Just one non-doomer's view-

 
At Wednesday, February 6, 2008 at 10:57:00 AM PST, Anonymous Anonymous said...

On site use of natural gas for space heating and water heating is much more thermodynamically efficient - and therefore releases much less CO2 - than the use of electricity from a power plant. The only exception to this that I've found is for space heating or cooling with an electric heat pump. Apparently electric heat pumps are so efficient that they use less energy using grid electricity than the energy used when burning natural gas on site. I have more to learn about these things!
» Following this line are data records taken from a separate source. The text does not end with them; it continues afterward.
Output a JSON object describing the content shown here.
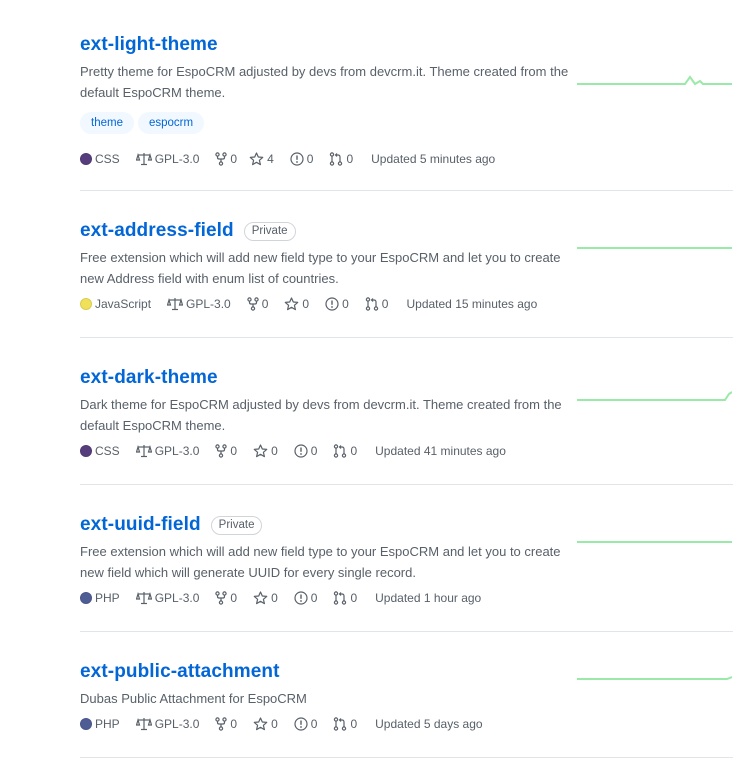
{
  "colors": {
    "link": "#0366d6",
    "spark": "#9be9a8",
    "css": "#563d7c",
    "javascript": "#f1e05a",
    "php": "#4F5D95"
  },
  "repos": [
    {
      "name": "ext-light-theme",
      "private": "",
      "description": "Pretty theme for EspoCRM adjusted by devs from devcrm.it. Theme created from the default EspoCRM theme.",
      "topics": [
        "theme",
        "espocrm"
      ],
      "language": "CSS",
      "lang_color": "#563d7c",
      "license": "GPL-3.0",
      "forks": "0",
      "stars": "4",
      "issues": "0",
      "prs": "0",
      "updated": "Updated 5 minutes ago"
    },
    {
      "name": "ext-address-field",
      "private": "Private",
      "description": "Free extension which will add new field type to your EspoCRM and let you to create new Address field with enum list of countries.",
      "topics": [],
      "language": "JavaScript",
      "lang_color": "#f1e05a",
      "license": "GPL-3.0",
      "forks": "0",
      "stars": "0",
      "issues": "0",
      "prs": "0",
      "updated": "Updated 15 minutes ago"
    },
    {
      "name": "ext-dark-theme",
      "private": "",
      "description": "Dark theme for EspoCRM adjusted by devs from devcrm.it. Theme created from the default EspoCRM theme.",
      "topics": [],
      "language": "CSS",
      "lang_color": "#563d7c",
      "license": "GPL-3.0",
      "forks": "0",
      "stars": "0",
      "issues": "0",
      "prs": "0",
      "updated": "Updated 41 minutes ago"
    },
    {
      "name": "ext-uuid-field",
      "private": "Private",
      "description": "Free extension which will add new field type to your EspoCRM and let you to create new field which will generate UUID for every single record.",
      "topics": [],
      "language": "PHP",
      "lang_color": "#4F5D95",
      "license": "GPL-3.0",
      "forks": "0",
      "stars": "0",
      "issues": "0",
      "prs": "0",
      "updated": "Updated 1 hour ago"
    },
    {
      "name": "ext-public-attachment",
      "private": "",
      "description": "Dubas Public Attachment for EspoCRM",
      "topics": [],
      "language": "PHP",
      "lang_color": "#4F5D95",
      "license": "GPL-3.0",
      "forks": "0",
      "stars": "0",
      "issues": "0",
      "prs": "0",
      "updated": "Updated 5 days ago"
    }
  ]
}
Back to the more conventional choice of electric heat versus gas heat. If the power plant burns coal, then on site use of natural gas is 3 times more efficient. If the power plant burns natural gas using a combined cycle combustion engine, then on site use of natural gas is 2 times more efficient.

See this EPA site for details:
http://yosemite.epa.gov/gw/statepolicyactions.nsf/uniqueKeyLookup/MSTY5Q4KNU!OpenDocument&Click=

If we want to get REALLY efficient, then we start using hydrogen fuel cells. Initially hydrogen can be efficiently and easily reformed from natural gas. The fuel cell then uses the hydrogen to power the house. This would be the ideal way to use natural gas to power an electric heat pump.

To restate, reform natural gas on site to provide hydrogen to a fuel cell. Run the entire house on the fuel cell, including an electric heat pump for space conditioning.

Ideally we'd then use solar and wind power to electrolyze water to create the hydrogen for the fuel cell. This would replace the use of natural gas. Then we'd have zero emissions of any kind, CO2, NOX, SO2, etc.

If (when) we eliminate the insane subsidies that we give to coal, nuclear and oil industries and instead apply a fraction of those subsidies (say half) to solar, wind and fuel cells, we will have arrived. Our power will come from distributed, redundant, clean, safe fuel cells. Let us usher in the Hydrogen Economy now!